Blog post
For the research project I decided to look further into Forced Entertainment’s piece Dreams Winter, originally performed from the 15th to the 20th of July 1994 in the Manchester Central Library. The piece was devised as a site specific performance for the Library, an interview with Tim Etchells by the Independent sheds more light on his inspiration for the piece.
‘A library is where lovers meet and where spies exchange information,’ says Tim Etchells, the company’s writer and director: ‘We were drawn to the idea of animating the stories and secrets contained in all the books, as well as conjuring the ghosts of past library users, invoking the voices of authors and characters, as well as readers. There are lots of stimulating contradictions: it’s full of voice yet you’re supposed to be silent; a reader sits in one place yet this consciousness travels unfettered . . .’

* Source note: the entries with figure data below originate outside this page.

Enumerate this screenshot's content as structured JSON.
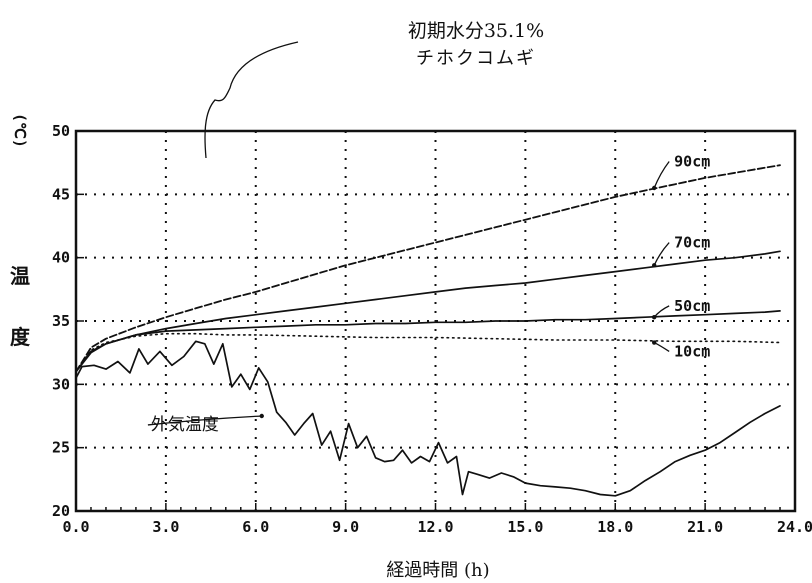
{
  "chart_data": {
    "type": "line",
    "annotation": {
      "line1": "初期水分35.1%",
      "line2": "チホクコムギ"
    },
    "xlabel": "経過時間 (h)",
    "ylabel_unit": "(℃)",
    "ylabel_chars": [
      "温",
      "度"
    ],
    "xlim": [
      0,
      24
    ],
    "ylim": [
      20,
      50
    ],
    "x_ticks": [
      {
        "v": 0,
        "label": "0.0"
      },
      {
        "v": 3,
        "label": "3.0"
      },
      {
        "v": 6,
        "label": "6.0"
      },
      {
        "v": 9,
        "label": "9.0"
      },
      {
        "v": 12,
        "label": "12.0"
      },
      {
        "v": 15,
        "label": "15.0"
      },
      {
        "v": 18,
        "label": "18.0"
      },
      {
        "v": 21,
        "label": "21.0"
      },
      {
        "v": 24,
        "label": "24.0"
      }
    ],
    "y_ticks": [
      {
        "v": 20,
        "label": "20"
      },
      {
        "v": 25,
        "label": "25"
      },
      {
        "v": 30,
        "label": "30"
      },
      {
        "v": 35,
        "label": "35"
      },
      {
        "v": 40,
        "label": "40"
      },
      {
        "v": 45,
        "label": "45"
      },
      {
        "v": 50,
        "label": "50"
      }
    ],
    "grid": true,
    "series": [
      {
        "name": "90cm",
        "style": "dashed",
        "x": [
          0,
          0.5,
          1,
          2,
          3,
          4,
          5,
          6,
          7,
          8,
          9,
          10,
          11,
          12,
          13,
          14,
          15,
          16,
          17,
          18,
          19,
          20,
          21,
          22,
          23,
          23.5
        ],
        "y": [
          31,
          32.9,
          33.6,
          34.5,
          35.3,
          36.0,
          36.7,
          37.3,
          38.0,
          38.7,
          39.4,
          40.0,
          40.6,
          41.2,
          41.8,
          42.4,
          43.0,
          43.6,
          44.2,
          44.8,
          45.3,
          45.8,
          46.3,
          46.7,
          47.1,
          47.3
        ],
        "label": {
          "text": "90cm",
          "x": 19.9,
          "y": 47.2,
          "ax": 19.3,
          "ay": 45.5
        }
      },
      {
        "name": "70cm",
        "style": "solid",
        "x": [
          0,
          0.5,
          1,
          2,
          3,
          4,
          5,
          6,
          7,
          8,
          9,
          10,
          11,
          12,
          13,
          14,
          15,
          16,
          17,
          18,
          19,
          20,
          21,
          22,
          23,
          23.5
        ],
        "y": [
          31,
          32.6,
          33.2,
          33.9,
          34.4,
          34.8,
          35.2,
          35.5,
          35.8,
          36.1,
          36.4,
          36.7,
          37.0,
          37.3,
          37.6,
          37.8,
          38.0,
          38.3,
          38.6,
          38.9,
          39.2,
          39.5,
          39.8,
          40.0,
          40.3,
          40.5
        ],
        "label": {
          "text": "70cm",
          "x": 19.9,
          "y": 40.8,
          "ax": 19.3,
          "ay": 39.4
        }
      },
      {
        "name": "50cm",
        "style": "solid",
        "x": [
          0,
          0.5,
          1,
          2,
          3,
          4,
          5,
          6,
          7,
          8,
          9,
          10,
          11,
          12,
          13,
          14,
          15,
          16,
          17,
          18,
          19,
          20,
          21,
          22,
          23,
          23.5
        ],
        "y": [
          31,
          32.5,
          33.2,
          33.9,
          34.2,
          34.3,
          34.4,
          34.5,
          34.6,
          34.7,
          34.7,
          34.8,
          34.8,
          34.9,
          34.9,
          35.0,
          35.0,
          35.1,
          35.1,
          35.2,
          35.3,
          35.4,
          35.5,
          35.6,
          35.7,
          35.8
        ],
        "label": {
          "text": "50cm",
          "x": 19.9,
          "y": 35.8,
          "ax": 19.3,
          "ay": 35.3
        }
      },
      {
        "name": "10cm",
        "style": "dotted",
        "x": [
          0,
          0.5,
          1,
          2,
          3,
          4,
          5,
          6,
          8,
          10,
          12,
          14,
          16,
          18,
          20,
          22,
          23.5
        ],
        "y": [
          31,
          32.7,
          33.3,
          33.8,
          34.0,
          34.0,
          33.9,
          33.9,
          33.8,
          33.7,
          33.7,
          33.6,
          33.5,
          33.5,
          33.4,
          33.4,
          33.3
        ],
        "label": {
          "text": "10cm",
          "x": 19.9,
          "y": 32.2,
          "ax": 19.3,
          "ay": 33.3
        }
      },
      {
        "name": "外気温度",
        "style": "solid",
        "x": [
          0,
          0.2,
          0.6,
          1,
          1.4,
          1.8,
          2.1,
          2.4,
          2.8,
          3.2,
          3.6,
          4.0,
          4.3,
          4.6,
          4.9,
          5.2,
          5.5,
          5.8,
          6.1,
          6.4,
          6.7,
          7.0,
          7.3,
          7.6,
          7.9,
          8.2,
          8.5,
          8.8,
          9.1,
          9.4,
          9.7,
          10.0,
          10.3,
          10.6,
          10.9,
          11.2,
          11.5,
          11.8,
          12.1,
          12.4,
          12.7,
          12.9,
          13.1,
          13.4,
          13.8,
          14.2,
          14.6,
          15.0,
          15.5,
          16.0,
          16.5,
          17.0,
          17.5,
          18.0,
          18.5,
          19.0,
          19.5,
          20.0,
          20.5,
          21.0,
          21.5,
          22.0,
          22.5,
          23.0,
          23.5
        ],
        "y": [
          30.5,
          31.4,
          31.5,
          31.2,
          31.8,
          30.9,
          32.8,
          31.6,
          32.6,
          31.5,
          32.2,
          33.4,
          33.2,
          31.6,
          33.2,
          29.8,
          30.8,
          29.6,
          31.3,
          30.2,
          27.8,
          27.0,
          26.0,
          26.9,
          27.7,
          25.2,
          26.3,
          24.0,
          26.9,
          25.0,
          25.9,
          24.2,
          23.9,
          24.0,
          24.8,
          23.8,
          24.3,
          23.9,
          25.4,
          23.8,
          24.3,
          21.3,
          23.1,
          22.9,
          22.6,
          23.0,
          22.7,
          22.2,
          22.0,
          21.9,
          21.8,
          21.6,
          21.3,
          21.2,
          21.6,
          22.4,
          23.1,
          23.9,
          24.4,
          24.8,
          25.4,
          26.2,
          27.0,
          27.7,
          28.3
        ],
        "label": {
          "text": "外気温度",
          "x": 2.5,
          "y": 26.4,
          "ax": 6.2,
          "ay": 27.5
        }
      }
    ]
  }
}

We can see that Etchells was clearly influenced by the vast collection of novels and the plethora of knowledge that resided in the space the performance was designed to occupy. Etchells mentions the readers too, and with this in mind I believe the audience are incorporated in to the performance. The spectators are real people in the library, and the actors can be seen as a surreal and corporeal version of the spectators, their minds active and wandering around the library whilst they remain in their seats inactive. We see the actors for the piece performing bizarre actions such as climbing on to the bookshelves and up the walls. Even more bizarre than that we also see that “at Etchells signal they rifle the shelves, seize hefty tomes, hammer them down upon the tables and rip out the pages.”
The Manchester Central Library boasts truly outstanding architecture, similar in style to the pantheon of Rome. Although beautiful from the exterior with the many giant columns granting a sense of majesty to the Library, the architecture really came in useful for Forced Entertainment when it came to the interior of the building. Aside from the grand columns the Library is also well known for the great dome that makes up the majority of the structure. The architectural bonus of the dome in terms of the performance is that it “causes echoes to travel in specific and surprising directions”according to Etchells, which would have created a great percussive echoing during the section of the show “Panic!” The section I mentioned previously in which the actors aggressively slam the books on the tables.